7. Step 5 — Update client machines¶
Once canary testing passes, roll out the new APT source to all clients. The exact method depends on your configuration management tooling.
# Remove the old Nexus source
sudo rm /etc/apt/sources.list.d/nexus.list
# Add the Repod source
echo "deb [signed-by=/etc/apt/trusted.gpg.d/repod.gpg] \
http://repod.example.com jammy main" \
| sudo tee /etc/apt/sources.list.d/repod.list
# Import the Repod GPG key
curl -fsSL http://repod.example.com/gpg.key \
| sudo gpg --dearmor -o /etc/apt/trusted.gpg.d/repod.gpg
sudo apt update
- name: Remove Nexus APT source
ansible.builtin.file:
path: /etc/apt/sources.list.d/nexus.list
state: absent
- name: Download Repod GPG key
ansible.builtin.get_url:
url: http://repod.example.com/gpg.key
dest: /tmp/repod.gpg.asc
- name: Dearmor and install GPG key
ansible.builtin.command:
cmd: gpg --dearmor -o /etc/apt/trusted.gpg.d/repod.gpg /tmp/repod.gpg.asc
creates: /etc/apt/trusted.gpg.d/repod.gpg
- name: Add Repod APT source
ansible.builtin.apt_repository:
repo: "deb [signed-by=/etc/apt/trusted.gpg.d/repod.gpg] http://repod.example.com jammy main"
state: present
filename: repod
8. Step 6 — Cut over¶
With all clients reconfigured, the final step is to make the new URL canonical:
- DNS change: Update the CNAME or A record for your internal APT hostname to point to the Repod host. Clients using the canonical hostname need no further changes.

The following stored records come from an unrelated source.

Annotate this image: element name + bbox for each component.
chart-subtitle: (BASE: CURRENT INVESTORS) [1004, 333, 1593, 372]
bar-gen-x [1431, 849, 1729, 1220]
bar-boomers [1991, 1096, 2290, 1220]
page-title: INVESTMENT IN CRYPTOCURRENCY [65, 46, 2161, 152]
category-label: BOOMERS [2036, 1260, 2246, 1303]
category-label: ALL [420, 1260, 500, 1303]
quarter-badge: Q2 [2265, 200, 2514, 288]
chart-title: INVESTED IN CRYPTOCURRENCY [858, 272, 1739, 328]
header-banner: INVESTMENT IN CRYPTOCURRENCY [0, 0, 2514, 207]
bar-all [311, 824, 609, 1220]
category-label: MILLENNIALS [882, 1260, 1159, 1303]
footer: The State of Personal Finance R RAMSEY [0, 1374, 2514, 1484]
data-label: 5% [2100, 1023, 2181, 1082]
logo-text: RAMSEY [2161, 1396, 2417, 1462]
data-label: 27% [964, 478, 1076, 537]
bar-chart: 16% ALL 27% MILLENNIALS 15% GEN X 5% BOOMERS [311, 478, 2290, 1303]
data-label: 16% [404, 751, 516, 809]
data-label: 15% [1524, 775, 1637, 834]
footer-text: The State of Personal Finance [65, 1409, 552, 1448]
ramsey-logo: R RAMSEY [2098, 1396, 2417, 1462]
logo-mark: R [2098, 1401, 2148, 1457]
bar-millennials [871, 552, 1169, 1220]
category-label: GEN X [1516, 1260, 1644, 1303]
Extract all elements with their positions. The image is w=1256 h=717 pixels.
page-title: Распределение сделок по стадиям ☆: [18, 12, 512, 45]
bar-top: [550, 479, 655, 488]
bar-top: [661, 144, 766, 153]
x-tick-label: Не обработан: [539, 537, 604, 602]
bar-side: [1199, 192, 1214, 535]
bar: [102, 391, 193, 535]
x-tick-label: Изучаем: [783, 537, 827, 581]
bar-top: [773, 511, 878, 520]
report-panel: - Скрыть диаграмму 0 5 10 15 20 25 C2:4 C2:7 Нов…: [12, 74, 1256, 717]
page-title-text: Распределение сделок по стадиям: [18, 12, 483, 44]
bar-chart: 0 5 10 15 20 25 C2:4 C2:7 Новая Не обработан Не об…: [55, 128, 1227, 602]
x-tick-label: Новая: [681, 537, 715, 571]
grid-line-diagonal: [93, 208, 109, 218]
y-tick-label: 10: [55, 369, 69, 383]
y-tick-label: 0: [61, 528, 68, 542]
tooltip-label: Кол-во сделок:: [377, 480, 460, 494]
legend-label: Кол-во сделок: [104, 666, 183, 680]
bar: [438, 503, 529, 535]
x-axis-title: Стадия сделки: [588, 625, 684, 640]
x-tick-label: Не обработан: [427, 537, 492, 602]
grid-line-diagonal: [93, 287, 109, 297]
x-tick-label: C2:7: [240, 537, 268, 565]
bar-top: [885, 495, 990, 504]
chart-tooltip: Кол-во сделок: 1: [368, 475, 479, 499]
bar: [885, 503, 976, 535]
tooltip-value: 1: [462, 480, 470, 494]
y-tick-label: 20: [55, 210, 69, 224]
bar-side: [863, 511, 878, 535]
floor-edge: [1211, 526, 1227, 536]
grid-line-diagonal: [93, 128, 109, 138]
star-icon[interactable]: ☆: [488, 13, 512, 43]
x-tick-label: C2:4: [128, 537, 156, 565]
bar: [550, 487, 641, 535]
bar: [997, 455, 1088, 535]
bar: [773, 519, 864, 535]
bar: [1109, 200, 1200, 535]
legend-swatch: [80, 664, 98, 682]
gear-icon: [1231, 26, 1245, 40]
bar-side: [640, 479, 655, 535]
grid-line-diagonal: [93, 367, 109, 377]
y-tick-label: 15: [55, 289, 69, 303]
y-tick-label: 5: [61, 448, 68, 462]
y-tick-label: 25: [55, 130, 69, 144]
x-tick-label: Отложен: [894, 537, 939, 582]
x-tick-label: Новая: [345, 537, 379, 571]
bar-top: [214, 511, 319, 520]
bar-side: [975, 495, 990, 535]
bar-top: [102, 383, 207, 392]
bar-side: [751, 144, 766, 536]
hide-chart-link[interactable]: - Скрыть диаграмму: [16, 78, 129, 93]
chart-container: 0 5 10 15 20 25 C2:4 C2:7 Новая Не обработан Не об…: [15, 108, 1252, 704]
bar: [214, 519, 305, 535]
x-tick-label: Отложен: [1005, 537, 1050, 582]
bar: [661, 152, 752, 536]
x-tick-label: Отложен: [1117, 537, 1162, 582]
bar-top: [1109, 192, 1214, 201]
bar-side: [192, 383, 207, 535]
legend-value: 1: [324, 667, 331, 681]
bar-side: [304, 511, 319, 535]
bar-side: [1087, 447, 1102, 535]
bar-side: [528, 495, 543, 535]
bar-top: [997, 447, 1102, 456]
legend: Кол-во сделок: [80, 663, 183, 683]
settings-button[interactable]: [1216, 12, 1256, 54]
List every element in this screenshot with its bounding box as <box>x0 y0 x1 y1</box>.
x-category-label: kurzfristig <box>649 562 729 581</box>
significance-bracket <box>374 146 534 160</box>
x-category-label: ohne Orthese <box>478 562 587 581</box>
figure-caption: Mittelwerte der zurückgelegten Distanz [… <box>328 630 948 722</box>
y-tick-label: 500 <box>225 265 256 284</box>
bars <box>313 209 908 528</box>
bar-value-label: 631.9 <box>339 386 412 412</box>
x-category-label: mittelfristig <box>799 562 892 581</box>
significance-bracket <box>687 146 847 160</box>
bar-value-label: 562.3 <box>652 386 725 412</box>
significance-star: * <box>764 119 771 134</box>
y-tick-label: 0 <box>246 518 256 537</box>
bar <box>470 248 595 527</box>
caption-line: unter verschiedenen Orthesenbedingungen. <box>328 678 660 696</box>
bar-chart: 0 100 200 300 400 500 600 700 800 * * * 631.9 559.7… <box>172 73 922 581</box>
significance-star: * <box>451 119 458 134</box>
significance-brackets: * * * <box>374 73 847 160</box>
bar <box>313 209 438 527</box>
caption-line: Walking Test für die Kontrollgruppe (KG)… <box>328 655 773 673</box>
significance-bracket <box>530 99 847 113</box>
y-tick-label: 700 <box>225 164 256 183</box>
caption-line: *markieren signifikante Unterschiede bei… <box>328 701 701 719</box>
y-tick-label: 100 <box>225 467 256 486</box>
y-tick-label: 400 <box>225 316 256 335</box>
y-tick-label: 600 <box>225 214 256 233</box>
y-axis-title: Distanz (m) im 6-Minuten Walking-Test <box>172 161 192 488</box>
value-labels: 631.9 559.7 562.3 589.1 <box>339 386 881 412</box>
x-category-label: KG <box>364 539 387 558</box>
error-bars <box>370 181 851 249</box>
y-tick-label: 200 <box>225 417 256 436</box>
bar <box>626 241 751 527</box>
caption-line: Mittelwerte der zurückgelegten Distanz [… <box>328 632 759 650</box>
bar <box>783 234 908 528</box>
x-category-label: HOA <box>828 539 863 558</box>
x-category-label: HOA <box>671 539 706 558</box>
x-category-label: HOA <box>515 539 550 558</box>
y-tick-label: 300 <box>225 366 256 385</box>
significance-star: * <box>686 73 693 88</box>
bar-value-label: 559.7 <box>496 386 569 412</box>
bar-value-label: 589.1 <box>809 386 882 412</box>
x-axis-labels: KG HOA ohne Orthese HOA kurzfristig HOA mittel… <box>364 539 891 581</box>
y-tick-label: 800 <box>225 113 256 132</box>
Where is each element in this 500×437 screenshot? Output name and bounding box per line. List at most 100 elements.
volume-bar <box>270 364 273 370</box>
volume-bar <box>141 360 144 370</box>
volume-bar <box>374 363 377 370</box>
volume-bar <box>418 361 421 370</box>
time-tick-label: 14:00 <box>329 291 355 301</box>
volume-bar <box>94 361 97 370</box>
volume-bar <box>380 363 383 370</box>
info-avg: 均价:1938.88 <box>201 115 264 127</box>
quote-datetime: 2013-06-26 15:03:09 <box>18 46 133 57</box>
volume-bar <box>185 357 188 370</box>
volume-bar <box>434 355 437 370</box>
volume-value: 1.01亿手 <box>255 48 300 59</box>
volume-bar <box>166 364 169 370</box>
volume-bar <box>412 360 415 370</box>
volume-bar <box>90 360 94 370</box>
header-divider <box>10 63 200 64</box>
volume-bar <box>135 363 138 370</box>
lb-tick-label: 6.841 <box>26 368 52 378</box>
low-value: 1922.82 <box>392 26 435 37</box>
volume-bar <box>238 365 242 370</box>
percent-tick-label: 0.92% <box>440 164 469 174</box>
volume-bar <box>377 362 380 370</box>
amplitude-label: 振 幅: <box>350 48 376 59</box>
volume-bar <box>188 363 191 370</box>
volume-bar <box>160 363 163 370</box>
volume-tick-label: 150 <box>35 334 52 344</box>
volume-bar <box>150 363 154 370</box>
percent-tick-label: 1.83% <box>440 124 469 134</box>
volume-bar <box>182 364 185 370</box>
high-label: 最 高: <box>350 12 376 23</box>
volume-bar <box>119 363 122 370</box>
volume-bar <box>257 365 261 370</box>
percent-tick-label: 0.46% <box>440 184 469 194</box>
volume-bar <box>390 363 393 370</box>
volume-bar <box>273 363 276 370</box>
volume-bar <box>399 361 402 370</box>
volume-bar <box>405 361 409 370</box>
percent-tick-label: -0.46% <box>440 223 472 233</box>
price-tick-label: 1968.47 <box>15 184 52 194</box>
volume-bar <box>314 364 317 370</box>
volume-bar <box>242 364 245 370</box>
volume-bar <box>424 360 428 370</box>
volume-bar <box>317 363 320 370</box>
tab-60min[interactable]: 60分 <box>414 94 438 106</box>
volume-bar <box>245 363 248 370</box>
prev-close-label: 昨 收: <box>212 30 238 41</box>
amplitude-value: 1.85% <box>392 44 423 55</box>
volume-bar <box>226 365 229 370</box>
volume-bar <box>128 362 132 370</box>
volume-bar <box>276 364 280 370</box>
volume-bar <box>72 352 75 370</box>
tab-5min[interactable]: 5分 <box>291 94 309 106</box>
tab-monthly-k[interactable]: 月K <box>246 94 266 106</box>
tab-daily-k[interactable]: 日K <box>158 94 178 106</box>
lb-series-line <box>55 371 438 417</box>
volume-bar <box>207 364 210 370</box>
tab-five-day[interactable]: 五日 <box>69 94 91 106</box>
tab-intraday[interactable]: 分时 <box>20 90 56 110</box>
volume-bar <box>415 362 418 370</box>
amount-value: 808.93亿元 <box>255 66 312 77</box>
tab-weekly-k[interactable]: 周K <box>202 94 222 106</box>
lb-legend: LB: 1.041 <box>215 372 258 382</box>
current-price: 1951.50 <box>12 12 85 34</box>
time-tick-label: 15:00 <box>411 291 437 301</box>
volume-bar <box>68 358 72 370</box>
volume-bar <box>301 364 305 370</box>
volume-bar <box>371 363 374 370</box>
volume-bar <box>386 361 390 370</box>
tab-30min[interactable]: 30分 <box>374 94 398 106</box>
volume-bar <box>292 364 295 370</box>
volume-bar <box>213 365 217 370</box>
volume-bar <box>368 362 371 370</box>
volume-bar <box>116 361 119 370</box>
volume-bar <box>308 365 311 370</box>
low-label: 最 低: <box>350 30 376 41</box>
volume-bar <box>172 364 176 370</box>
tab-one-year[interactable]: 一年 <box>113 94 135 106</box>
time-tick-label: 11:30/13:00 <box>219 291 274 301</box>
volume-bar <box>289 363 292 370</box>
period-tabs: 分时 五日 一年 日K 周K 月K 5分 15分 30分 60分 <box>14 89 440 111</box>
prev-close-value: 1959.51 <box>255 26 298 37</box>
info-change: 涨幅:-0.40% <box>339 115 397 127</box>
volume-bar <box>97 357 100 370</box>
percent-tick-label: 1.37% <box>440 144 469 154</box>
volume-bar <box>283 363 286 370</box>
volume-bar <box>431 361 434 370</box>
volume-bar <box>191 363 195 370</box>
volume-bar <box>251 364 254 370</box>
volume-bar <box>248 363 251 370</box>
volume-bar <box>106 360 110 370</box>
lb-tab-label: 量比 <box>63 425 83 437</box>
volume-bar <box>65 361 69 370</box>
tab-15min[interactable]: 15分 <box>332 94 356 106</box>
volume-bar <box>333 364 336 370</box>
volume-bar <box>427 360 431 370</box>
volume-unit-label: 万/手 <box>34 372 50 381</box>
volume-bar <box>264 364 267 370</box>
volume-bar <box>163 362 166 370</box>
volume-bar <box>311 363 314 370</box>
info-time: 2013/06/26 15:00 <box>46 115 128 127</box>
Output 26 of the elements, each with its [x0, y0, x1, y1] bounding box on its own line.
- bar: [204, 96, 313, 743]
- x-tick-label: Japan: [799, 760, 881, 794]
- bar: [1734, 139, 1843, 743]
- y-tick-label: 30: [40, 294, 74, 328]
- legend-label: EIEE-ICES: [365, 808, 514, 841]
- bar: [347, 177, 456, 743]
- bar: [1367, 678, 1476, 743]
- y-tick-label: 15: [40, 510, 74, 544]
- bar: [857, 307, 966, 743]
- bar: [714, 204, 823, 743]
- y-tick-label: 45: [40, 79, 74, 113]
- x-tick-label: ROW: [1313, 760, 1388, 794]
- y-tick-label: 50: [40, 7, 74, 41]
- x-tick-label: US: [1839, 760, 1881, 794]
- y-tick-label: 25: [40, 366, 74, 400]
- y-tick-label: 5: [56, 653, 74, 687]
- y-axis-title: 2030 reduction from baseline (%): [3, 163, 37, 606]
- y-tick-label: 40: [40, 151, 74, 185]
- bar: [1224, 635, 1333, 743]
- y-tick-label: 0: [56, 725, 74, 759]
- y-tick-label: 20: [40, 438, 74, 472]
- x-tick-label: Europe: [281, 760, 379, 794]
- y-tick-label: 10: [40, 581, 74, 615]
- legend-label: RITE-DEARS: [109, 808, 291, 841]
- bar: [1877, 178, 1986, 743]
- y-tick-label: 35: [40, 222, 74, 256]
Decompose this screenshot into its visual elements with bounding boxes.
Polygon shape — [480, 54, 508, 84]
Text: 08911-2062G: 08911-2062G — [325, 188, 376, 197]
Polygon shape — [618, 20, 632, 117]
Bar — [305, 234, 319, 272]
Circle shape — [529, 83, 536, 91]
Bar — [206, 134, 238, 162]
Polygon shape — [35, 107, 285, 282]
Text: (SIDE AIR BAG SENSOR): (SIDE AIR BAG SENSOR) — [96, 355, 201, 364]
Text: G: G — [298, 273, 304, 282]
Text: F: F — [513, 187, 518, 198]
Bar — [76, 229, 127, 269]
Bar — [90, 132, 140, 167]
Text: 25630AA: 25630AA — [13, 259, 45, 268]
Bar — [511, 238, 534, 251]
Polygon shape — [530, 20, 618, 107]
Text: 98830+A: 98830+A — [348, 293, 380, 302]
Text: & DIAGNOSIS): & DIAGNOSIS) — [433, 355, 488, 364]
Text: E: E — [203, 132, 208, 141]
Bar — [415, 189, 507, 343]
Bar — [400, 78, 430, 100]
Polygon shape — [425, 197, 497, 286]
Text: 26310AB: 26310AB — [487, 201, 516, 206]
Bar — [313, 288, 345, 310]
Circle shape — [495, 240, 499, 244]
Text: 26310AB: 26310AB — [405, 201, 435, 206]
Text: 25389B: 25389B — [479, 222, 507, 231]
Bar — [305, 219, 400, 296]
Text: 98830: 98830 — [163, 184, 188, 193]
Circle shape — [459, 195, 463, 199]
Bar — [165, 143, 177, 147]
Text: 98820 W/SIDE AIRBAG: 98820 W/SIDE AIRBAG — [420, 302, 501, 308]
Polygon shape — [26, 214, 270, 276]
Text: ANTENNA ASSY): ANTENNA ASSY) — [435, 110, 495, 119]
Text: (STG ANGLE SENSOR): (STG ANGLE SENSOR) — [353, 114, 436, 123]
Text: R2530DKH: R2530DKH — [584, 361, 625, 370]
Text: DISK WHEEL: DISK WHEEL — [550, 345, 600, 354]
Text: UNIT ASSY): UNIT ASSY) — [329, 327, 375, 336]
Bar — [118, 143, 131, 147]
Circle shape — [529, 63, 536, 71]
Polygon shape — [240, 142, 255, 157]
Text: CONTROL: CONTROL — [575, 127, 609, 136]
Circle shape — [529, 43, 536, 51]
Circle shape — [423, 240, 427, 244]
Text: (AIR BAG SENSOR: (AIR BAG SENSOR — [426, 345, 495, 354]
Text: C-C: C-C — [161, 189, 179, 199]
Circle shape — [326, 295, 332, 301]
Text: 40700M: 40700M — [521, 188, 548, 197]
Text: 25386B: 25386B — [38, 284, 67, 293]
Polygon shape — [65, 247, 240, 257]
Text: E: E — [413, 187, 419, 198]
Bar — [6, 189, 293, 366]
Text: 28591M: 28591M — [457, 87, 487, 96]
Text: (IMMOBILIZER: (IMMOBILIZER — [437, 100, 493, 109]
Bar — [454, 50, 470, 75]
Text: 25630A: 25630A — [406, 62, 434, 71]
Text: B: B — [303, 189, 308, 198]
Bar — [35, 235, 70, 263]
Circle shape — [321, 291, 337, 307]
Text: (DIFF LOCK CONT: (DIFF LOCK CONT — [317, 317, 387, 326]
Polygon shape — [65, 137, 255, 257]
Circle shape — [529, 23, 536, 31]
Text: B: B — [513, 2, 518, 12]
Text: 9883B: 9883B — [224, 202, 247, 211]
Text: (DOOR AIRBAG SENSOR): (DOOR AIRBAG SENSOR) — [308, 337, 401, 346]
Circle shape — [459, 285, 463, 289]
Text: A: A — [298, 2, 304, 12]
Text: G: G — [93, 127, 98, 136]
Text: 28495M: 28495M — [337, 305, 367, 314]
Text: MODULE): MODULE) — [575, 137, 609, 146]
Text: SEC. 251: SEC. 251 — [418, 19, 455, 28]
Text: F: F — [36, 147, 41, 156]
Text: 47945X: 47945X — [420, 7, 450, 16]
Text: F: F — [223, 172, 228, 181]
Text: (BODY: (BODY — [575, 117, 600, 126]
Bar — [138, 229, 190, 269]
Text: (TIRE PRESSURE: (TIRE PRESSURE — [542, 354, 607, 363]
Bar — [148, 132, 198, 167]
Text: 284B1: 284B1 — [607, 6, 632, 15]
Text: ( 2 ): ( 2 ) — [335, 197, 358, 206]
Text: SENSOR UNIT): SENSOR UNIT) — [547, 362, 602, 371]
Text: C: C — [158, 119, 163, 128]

- Reverse proxy change: If you front both Nexus and Repod behind Nginx or HAProxy, update the upstream block to route APT traffic to Repod.
- Direct URL change: If clients already have the new Repod URL in their
sources.list(from Step 5), no further action is needed.
Verify by running sudo apt update on several machines from different network segments.
9. Rollback plan¶
Keep Nexus running and reachable at its original internal URL for at least two weeks after cut-over. If a critical issue surfaces:
- Revert the DNS record or reverse proxy upstream to point back to Nexus.
- No client changes are needed — they will automatically pick up packages from Nexus again on the next
apt update. - Investigate and resolve the issue in Repod before attempting cut-over again.
Warning
Do not decommission Nexus until you have run apt install successfully from Repod across all production environments and the two-week rollback window has passed.
10. Common issues¶
Authentication errors from the Nexus API
If you see 401 Unauthorized when running nexus-export.sh, confirm the credentials are correct and that the Nexus user has the nx-repository-view-*-*-read privilege. Anonymous read access must be enabled on the repository if you omit credentials.
Pagination stops early
Nexus's continuationToken is only returned when more pages exist. If the script exits before downloading all packages, check that the jq expression matches your Nexus version's response schema — the field name has not changed since Nexus 3.20, but the surrounding structure may differ in older releases.
Large .deb files timing out
The Repod Nginx frontend has a default client_max_body_size of 100 MB. Edit docker-compose.yaml (or the Nginx config volume) to increase this before uploading large packages. The upload endpoint also has a 20-requests-per-minute rate limit; the import script's UPLOAD_DELAY variable handles this, but you may need to increase the delay if you share the API token with other processes.
Package already exists
If a package with the same name, version, and architecture already exists in Repod (e.g. from a previous partial import), the upload returns 409 Conflict. This is safe to ignore — the package is already present. Filter these out of your failed count by checking the response body.